Episode 14: Writing about Architecture, Herbert Wright
But what is most striking in his CV is that he graduated in Physics and Astrophysics.
A fact that shows you don't need to be necessarily an architect to write about architecture but that you know how to explain complexities in a very compelling way. That is what Herbert Wright does.
Because after talking with architects, PR experts, and architectural photographers, it is time to delve deeper into another fundamental aspect of architecture: architectural writing.
Suppose it is true that the image is the most impactful element in architectural communication, especially on image-driven social media. In that case, there is still a significant need for words to explain the ideas behind a project, regardless if this is a building or a huge master plan or even a tiny object. There will always be something that you can only convey with words.
We started the podcast with the most obvious question: How did Herbert become an architectural writer? We learn: by chance. Things evolved faster when walking in his city, London, and he was inspired to write the book "London High" regarding the London skyscrapers, from the 1930s to the end of the last Millenium, published in 2006. Written in an appealing and understandable language, it opened him new doors.

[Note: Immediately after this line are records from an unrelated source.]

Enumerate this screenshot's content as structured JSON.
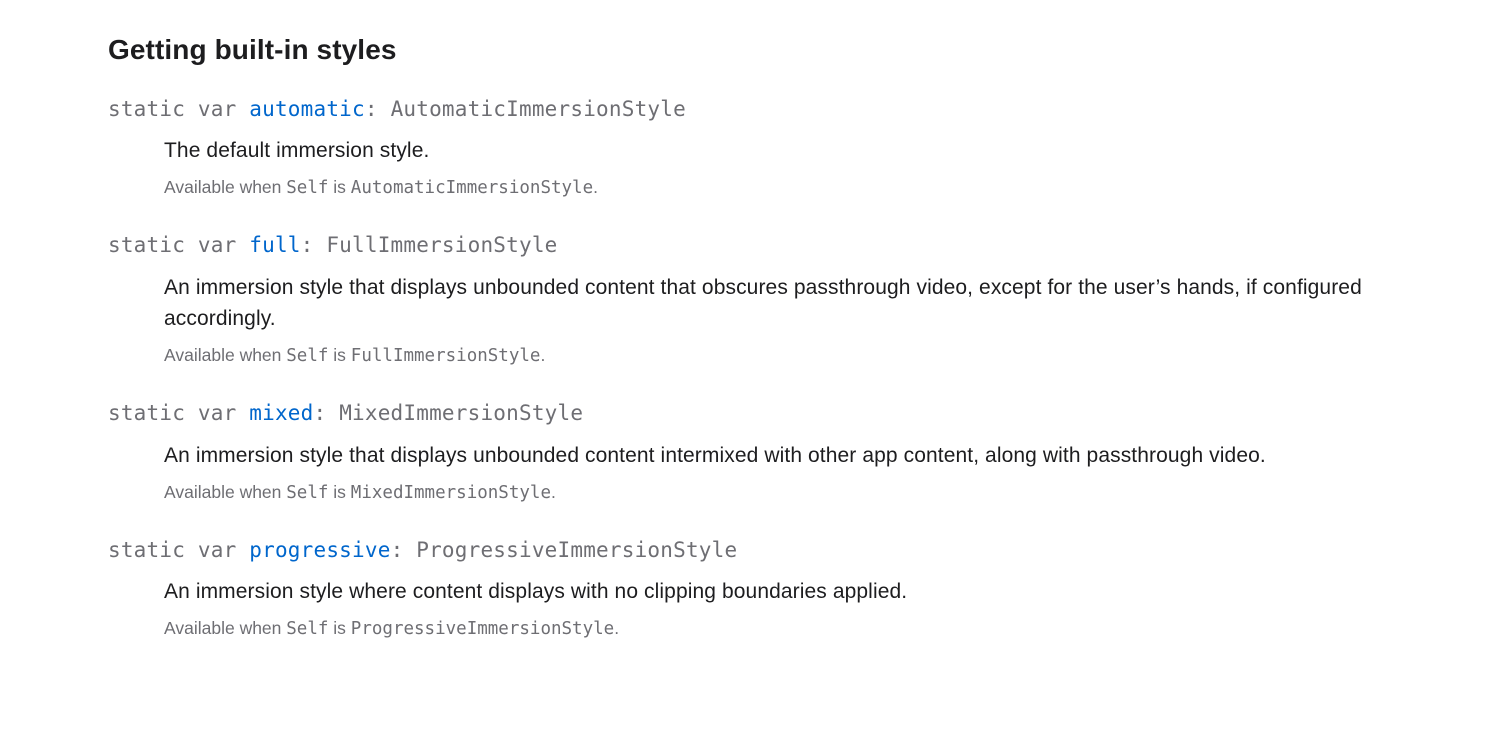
{
  "section": {
    "title": "Getting built-in styles"
  },
  "availability_prefix": "Available when ",
  "availability_mid": " is ",
  "availability_suffix": ".",
  "self_label": "Self",
  "decl_prefix_static_var": "static var ",
  "colon_space": ": ",
  "topics": [
    {
      "identifier": "automatic",
      "type": "AutomaticImmersionStyle",
      "abstract": "The default immersion style.",
      "conformance_type": "AutomaticImmersionStyle"
    },
    {
      "identifier": "full",
      "type": "FullImmersionStyle",
      "abstract": "An immersion style that displays unbounded content that obscures passthrough video, except for the user’s hands, if configured accordingly.",
      "conformance_type": "FullImmersionStyle"
    },
    {
      "identifier": "mixed",
      "type": "MixedImmersionStyle",
      "abstract": "An immersion style that displays unbounded content intermixed with other app content, along with passthrough video.",
      "conformance_type": "MixedImmersionStyle"
    },
    {
      "identifier": "progressive",
      "type": "ProgressiveImmersionStyle",
      "abstract": "An immersion style where content displays with no clipping boundaries applied.",
      "conformance_type": "ProgressiveImmersionStyle"
    }
  ]
}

As everything started because of his interest in exploring cities by walking, we delve deeper into one of his favourite topics: psychogeography. A movement is dating back into the 1950's and refers to a method of mapping the city walking without a plan but in an emotional response to the city. We find similar approaches in Jane Jacobs and Aldo Rossi, where the city is an emotional framework of our world more than just infrastructures. As psychogeography is also related to emotionalism, a topic we touched earlier this year with London architect Tszwai So, we asked Herbert to give his insight into the future of our cities because he is working on a new book project, called "City of Singularity", he is working on in a moment where Covid-19 is accelerating digitisation. Our society is "sleepwalking into a digital future".

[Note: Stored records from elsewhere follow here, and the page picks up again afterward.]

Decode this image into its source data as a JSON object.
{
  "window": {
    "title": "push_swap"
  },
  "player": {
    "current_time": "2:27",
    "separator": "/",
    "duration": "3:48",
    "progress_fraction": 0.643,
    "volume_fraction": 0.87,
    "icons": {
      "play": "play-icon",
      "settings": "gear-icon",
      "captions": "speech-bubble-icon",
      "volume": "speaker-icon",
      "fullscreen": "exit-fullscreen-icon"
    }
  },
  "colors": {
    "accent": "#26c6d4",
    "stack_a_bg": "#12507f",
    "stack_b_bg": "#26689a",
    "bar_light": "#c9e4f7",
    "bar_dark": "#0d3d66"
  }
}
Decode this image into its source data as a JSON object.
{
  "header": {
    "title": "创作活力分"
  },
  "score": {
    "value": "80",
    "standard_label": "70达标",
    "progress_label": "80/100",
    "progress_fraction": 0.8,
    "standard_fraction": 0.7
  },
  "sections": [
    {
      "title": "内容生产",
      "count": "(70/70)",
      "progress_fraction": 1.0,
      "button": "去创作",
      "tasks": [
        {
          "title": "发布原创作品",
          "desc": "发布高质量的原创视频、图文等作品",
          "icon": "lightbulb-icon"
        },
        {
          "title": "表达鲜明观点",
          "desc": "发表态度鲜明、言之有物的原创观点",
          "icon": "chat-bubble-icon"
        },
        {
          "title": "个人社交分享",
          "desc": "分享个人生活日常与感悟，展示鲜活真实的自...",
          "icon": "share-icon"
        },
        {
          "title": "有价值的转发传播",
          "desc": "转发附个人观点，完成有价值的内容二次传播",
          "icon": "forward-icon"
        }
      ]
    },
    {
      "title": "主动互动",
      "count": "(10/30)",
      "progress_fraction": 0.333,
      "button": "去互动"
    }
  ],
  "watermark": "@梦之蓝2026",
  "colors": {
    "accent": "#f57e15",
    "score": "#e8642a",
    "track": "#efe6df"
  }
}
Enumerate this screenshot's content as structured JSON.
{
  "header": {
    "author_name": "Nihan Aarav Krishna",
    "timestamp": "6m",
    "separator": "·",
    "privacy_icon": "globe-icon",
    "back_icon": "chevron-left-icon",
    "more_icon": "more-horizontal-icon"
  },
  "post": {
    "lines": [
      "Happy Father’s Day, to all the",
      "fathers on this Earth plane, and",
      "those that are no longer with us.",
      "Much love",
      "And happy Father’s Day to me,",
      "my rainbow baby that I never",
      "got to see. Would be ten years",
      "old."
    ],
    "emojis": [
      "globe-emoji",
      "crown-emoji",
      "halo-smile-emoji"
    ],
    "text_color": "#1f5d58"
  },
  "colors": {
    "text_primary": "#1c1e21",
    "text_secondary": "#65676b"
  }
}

"Singularity" is another term created in the 1950's, by John Neumann, who defined singularity as the moment when machine intelligence exceeds human intelligence. We are assisting without a real awareness of what impact this can and will have on our cities. Herbert gives some hints with China's example, the "land of tomorrow", way ahead in this kind of technological evolution based on big data and deep learning.
The podcast closes with some thoughts about the purpose of life, especially if it will be ever more AI-driven and some remarks on collectivity and land ownership.